Regarding Alice’s hypotheses, I think the “the diamond spontaneously disappeared” hypothesis is actually a much larger hypothesis (in terms of bits) than you are giving it credit for. If you don’t gerrymander your descriptions to make this smaller, then the same number of bits should describe any other comparable object disappearing. Also, your bits need to specify the time of disappearance as well up to the observed precision, so the number of bits should be (ignoring additional details such as the precise manner of disappearance) around log2((number of comparable objects in universe)*(age of the universe)/(observed time window of disappearance)), which should I think be pretty decent in size.

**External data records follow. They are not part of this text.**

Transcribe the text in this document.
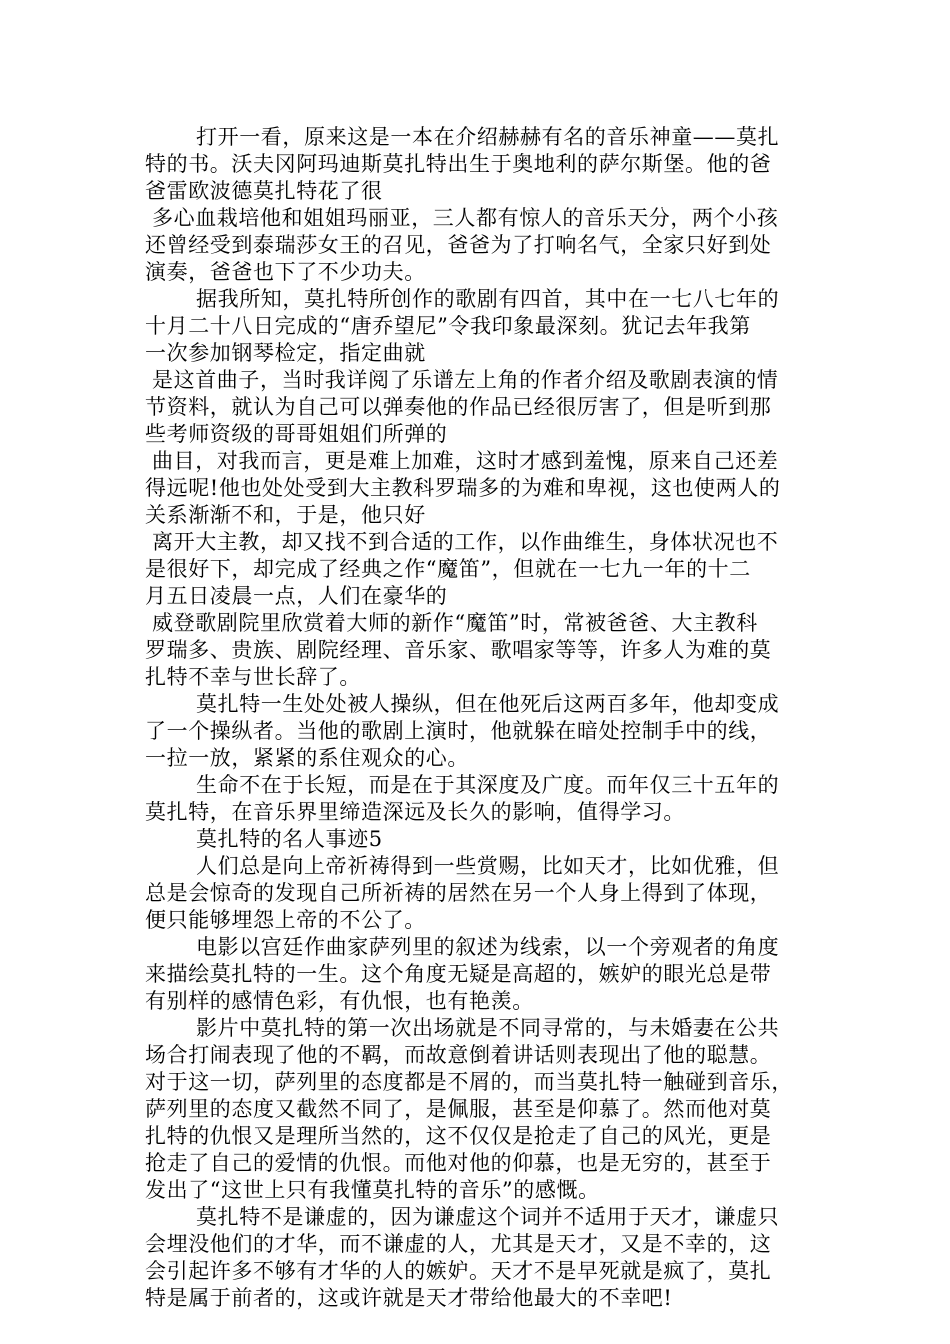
打开一看，原来这是一本在介绍赫赫有名的音乐神童——莫扎
特的书。沃夫冈阿玛迪斯莫扎特出生于奥地利的萨尔斯堡。他的爸
爸雷欧波德莫扎特花了很
多心血栽培他和姐姐玛丽亚，三人都有惊人的音乐天分，两个小孩
还曾经受到泰瑞莎女王的召见，爸爸为了打响名气，全家只好到处
演奏，爸爸也下了不少功夫。
据我所知，莫扎特所创作的歌剧有四首，其中在一七八七年的
十月二十八日完成的“唐乔望尼”令我印象最深刻。犹记去年我第
一次参加钢琴检定，指定曲就
是这首曲子，当时我详阅了乐谱左上角的作者介绍及歌剧表演的情
节资料，就认为自己可以弹奏他的作品已经很厉害了，但是听到那
些考师资级的哥哥姐姐们所弹的
曲目，对我而言，更是难上加难，这时才感到羞愧，原来自己还差
得远呢!他也处处受到大主教科罗瑞多的为难和卑视，这也使两人的
关系渐渐不和，于是，他只好
离开大主教，却又找不到合适的工作，以作曲维生，身体状况也不
是很好下，却完成了经典之作“魔笛”，但就在一七九一年的十二
月五日凌晨一点，人们在豪华的
威登歌剧院里欣赏着大师的新作“魔笛”时，常被爸爸、大主教科
罗瑞多、贵族、剧院经理、音乐家、歌唱家等等，许多人为难的莫
扎特不幸与世长辞了。
莫扎特一生处处被人操纵，但在他死后这两百多年，他却变成
了一个操纵者。当他的歌剧上演时，他就躲在暗处控制手中的线，
一拉一放，紧紧的系住观众的心。
生命不在于长短，而是在于其深度及广度。而年仅三十五年的
莫扎特，在音乐界里缔造深远及长久的影响，值得学习。
莫扎特的名人事迹5
人们总是向上帝祈祷得到一些赏赐，比如天才，比如优雅，但
总是会惊奇的发现自己所祈祷的居然在另一个人身上得到了体现，
便只能够埋怨上帝的不公了。
电影以宫廷作曲家萨列里的叙述为线索，以一个旁观者的角度
来描绘莫扎特的一生。这个角度无疑是高超的，嫉妒的眼光总是带
有别样的感情色彩，有仇恨，也有艳羡。
影片中莫扎特的第一次出场就是不同寻常的，与未婚妻在公共
场合打闹表现了他的不羁，而故意倒着讲话则表现出了他的聪慧。
对于这一切，萨列里的态度都是不屑的，而当莫扎特一触碰到音乐，
萨列里的态度又截然不同了，是佩服，甚至是仰慕了。然而他对莫
扎特的仇恨又是理所当然的，这不仅仅是抢走了自己的风光，更是
抢走了自己的爱情的仇恨。而他对他的仰慕，也是无穷的，甚至于
发出了“这世上只有我懂莫扎特的音乐”的感慨。
莫扎特不是谦虚的，因为谦虚这个词并不适用于天才，谦虚只
会埋没他们的才华，而不谦虚的人，尤其是天才，又是不幸的，这
会引起许多不够有才华的人的嫉妒。天才不是早死就是疯了，莫扎
特是属于前者的，这或许就是天才带给他最大的不幸吧!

Now, this may not be a particularly satisfying answer since I am only addressing your particular example, and not the general question of “how do low level hypotheses constrain high level ones?” AFAIK assessing how compatible any given high level hypothesis is with simple low level physics might in general be a complex issue.
(in writing the original comment, I actually wrote the second paragraph first then re-ordered them, which may have effected the consistency. I do think however it would be easy to forget to take this into account in calculating bit’s for Alice’s calculation while automatically taking it into acccount (via base rate which includes amount of thefts per time) in Bob’s calculation.)
If we are trying to approximate Solomonoff induction, only the complexity in the overall description of the universe counts directly, and a universe in which thief 3 stole the diamond isn’t any more complex in terms of overall description than one in which the diamond stayed put. Instead, we account for the complexity of Bob’s specific hypothesis in terms of ordinary probability, which accounts for the fact that there are more universes which are compatible with some theories than are compatible with other theories. E.g. in this particular case there will be some base rate for theft, for a locally prominent thief being involved, etc, and we can use that to penalize Bob’s hypotheses instead. As part of that calculation, the fact that there are 4 thieves applies a factor of four penalty (2 bits) to any particular thief.
Regarding Alice’s hypotheses, I think the “the diamond spontaneously disappeared” hypothesis is actually a much larger hypothesis (in terms of bits) than you are giving it credit for. If you don’t gerrymander your descriptions to make this smaller, then the same number of bits should describe any other comparable object disappearing. Also, your bits need to specify the time of disappearance as well up to the observed precision, so the number of bits should be (ignoring additional details such as the precise manner of disappearance) around log2((number of comparable objects in universe)*(age of the universe)/(observed time window of disappearance)), which should I think be pretty decent in size.
Now, this may not be a particularly satisfying answer since I am only addressing your particular example, and not the general question of “how do low level hypotheses constrain high level ones?” AFAIK assessing how compatible any given high level hypothesis is with simple low level physics might in general be a complex issue.
Then, doesn’t the theft hypothesis also need to account for specific timeframe where the diamond was stolen?
Yes, it would.
(in writing the original comment, I actually wrote the second paragraph first then re-ordered them, which may have effected the consistency. I do think however it would be easy to forget to take this into account in calculating bit’s for Alice’s calculation while automatically taking it into acccount (via base rate which includes amount of thefts per time) in Bob’s calculation.)